Do the appropriate data type conversions with as.factor(), factor() for ordinal variables, and year().

Fully worked solution:

startup_data <- startup_data |> 
1    mutate(Market_Segment = as.factor(Market_Segment),
2           Customer_Satisfaction = factor(Customer_Satisfaction, levels = c("Low", "Medium", "High"), ordered = TRUE),
3           Accelerator_Cohort = as.numeric(Accelerator_Cohort),
4           Is_Profitable = as.factor(Is_Profitable)
           )
str(startup_data)           
1
Convert Market_Segment to a factor using as.factor()
2
Convert Customer_Satisfaction to an ordinal factor using factor() with arguments listing the levels of the factors from low to high, and declaring that the factor is ordered
3
Convert Accelerator_Cohort to a numeric type using as.numeric()
4
Convert Is_Profitable to a factor with as.factor()

You could convert Accelerator_Cohort to a date variable but there is really no benefit to having Accelerator_Cohort as a date variable compared to a numeric variable.

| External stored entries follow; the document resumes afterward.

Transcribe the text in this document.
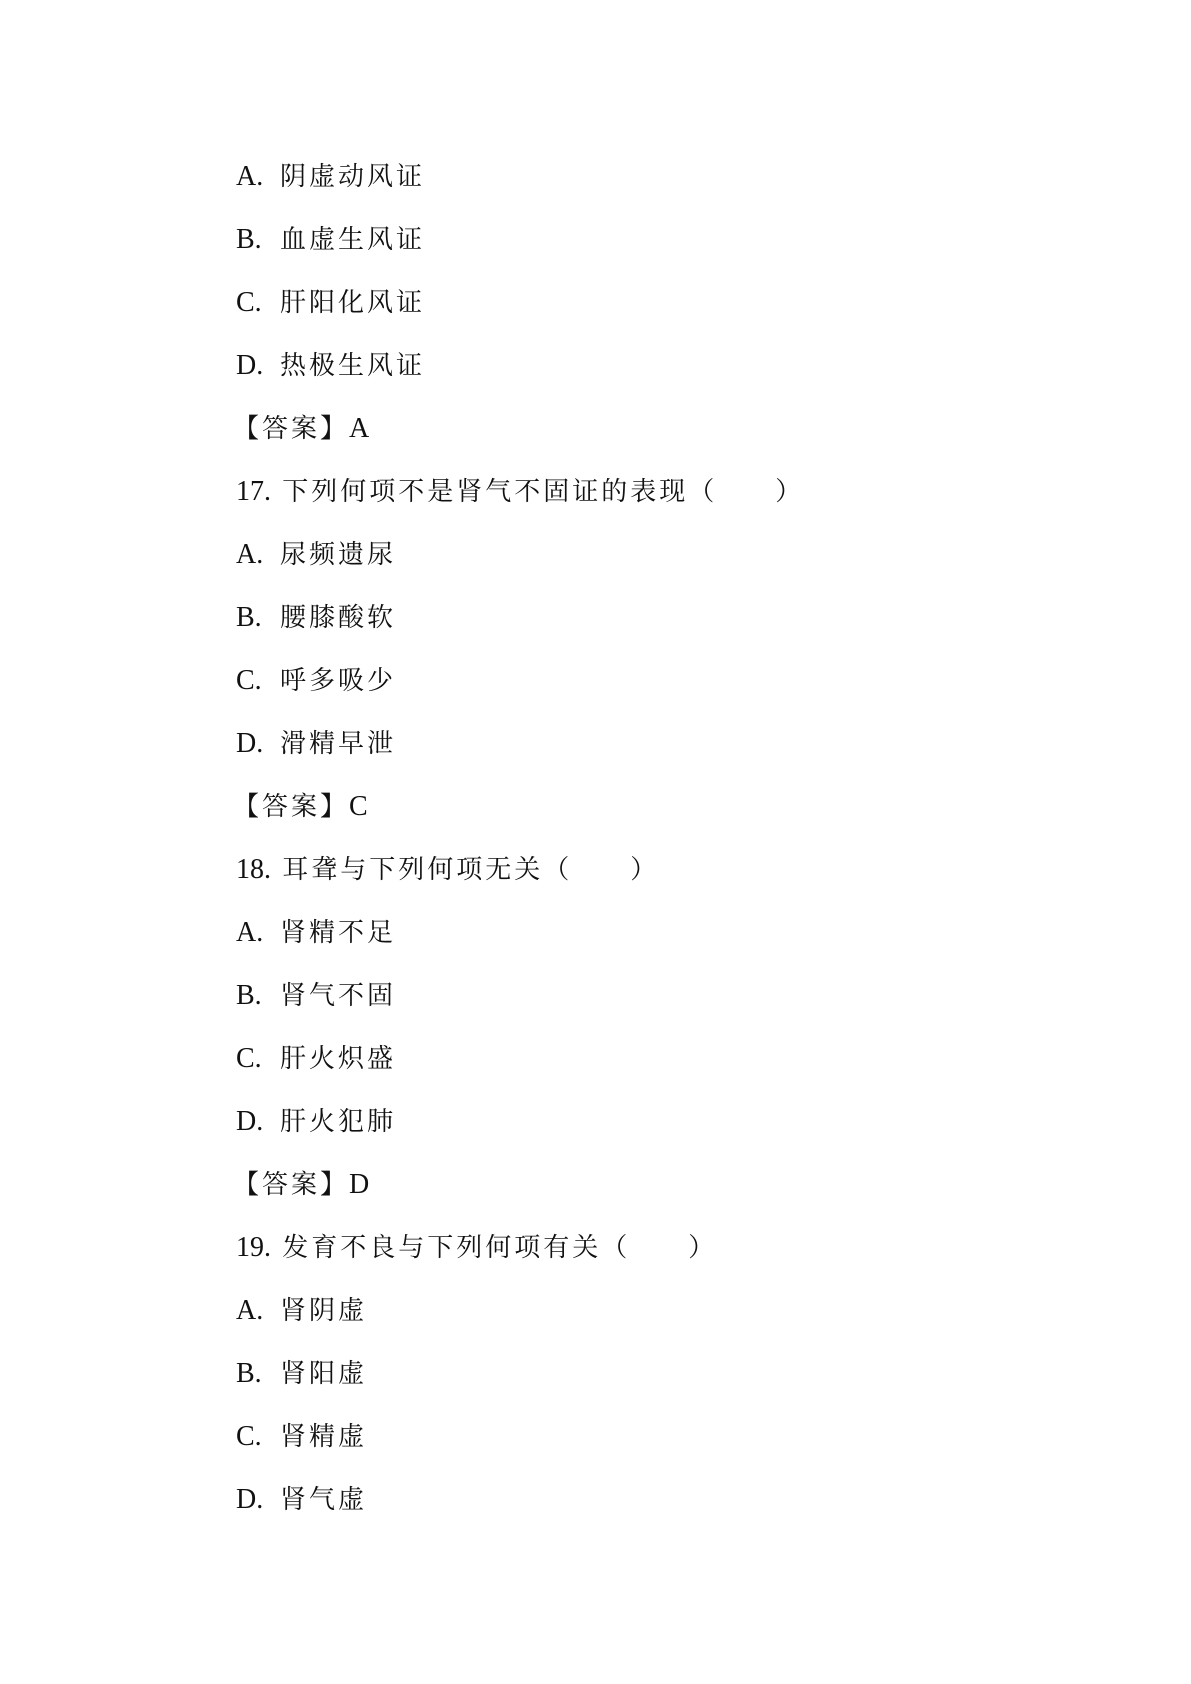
A. 阴虚动风证
B. 血虚生风证
C. 肝阳化风证
D. 热极生风证
【答案】A
17. 下列何项不是肾气不固证的表现（　　）
A. 尿频遗尿
B. 腰膝酸软
C. 呼多吸少
D. 滑精早泄
【答案】C
18. 耳聋与下列何项无关（　　）
A. 肾精不足
B. 肾气不固
C. 肝火炽盛
D. 肝火犯肺
【答案】D
19. 发育不良与下列何项有关（　　）
A. 肾阴虚
B. 肾阳虚
C. 肾精虚
D. 肾气虚
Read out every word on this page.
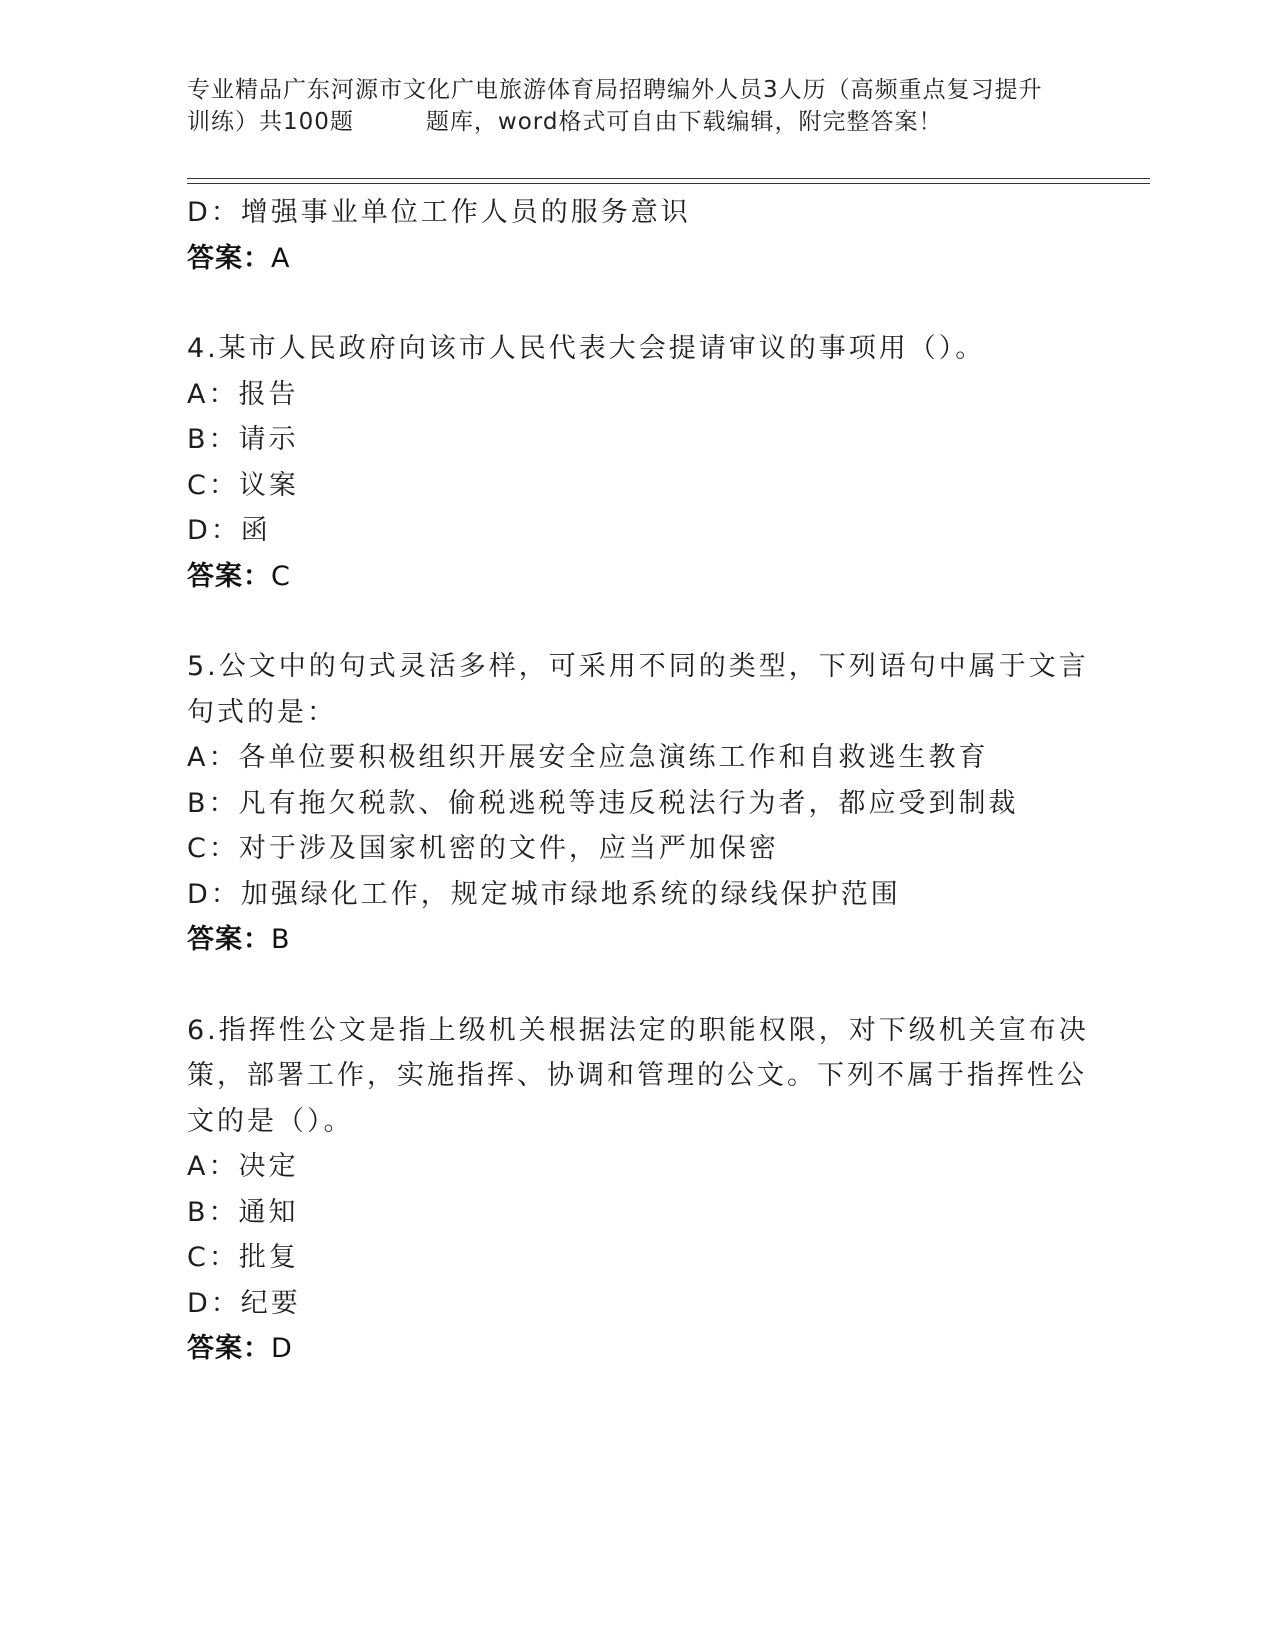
专业精品广东河源市文化广电旅游体育局招聘编外人员3人历（高频重点复习提升
训练）共100题	题库，word格式可自由下载编辑，附完整答案！
D：增强事业单位工作人员的服务意识
答案：A
4.某市人民政府向该市人民代表大会提请审议的事项用（）。
A：报告
B：请示
C：议案
D：函
答案：C
5.公文中的句式灵活多样，可采用不同的类型，下列语句中属于文言
句式的是：
A：各单位要积极组织开展安全应急演练工作和自救逃生教育
B：凡有拖欠税款、偷税逃税等违反税法行为者，都应受到制裁
C：对于涉及国家机密的文件，应当严加保密
D：加强绿化工作，规定城市绿地系统的绿线保护范围
答案：B
6.指挥性公文是指上级机关根据法定的职能权限，对下级机关宣布决
策，部署工作，实施指挥、协调和管理的公文。下列不属于指挥性公
文的是（）。
A：决定
B：通知
C：批复
D：纪要
答案：D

Since the conversion to numeric is easier, we go with that.

  • Which variables need data types converted?
  • What data type is needed?
  • Which functions convert to the needed data types?

21.6 Summary

In this chapter, we explored the definition and types of variables, their role in datasets, and how to manipulate them for analysis. Mastering variables is the first step in making sense of data and drawing meaningful conclusions.

Understanding variables helps entrepreneurs: - Segment customers by demographics (categorical variables). - Track growth over time (time-series variables). - Identify patterns in performance metrics (numeric variables).


  1. There are many more date formats that lubridate can manage through diverse functions. Explore them at the lubridate reference page.↩︎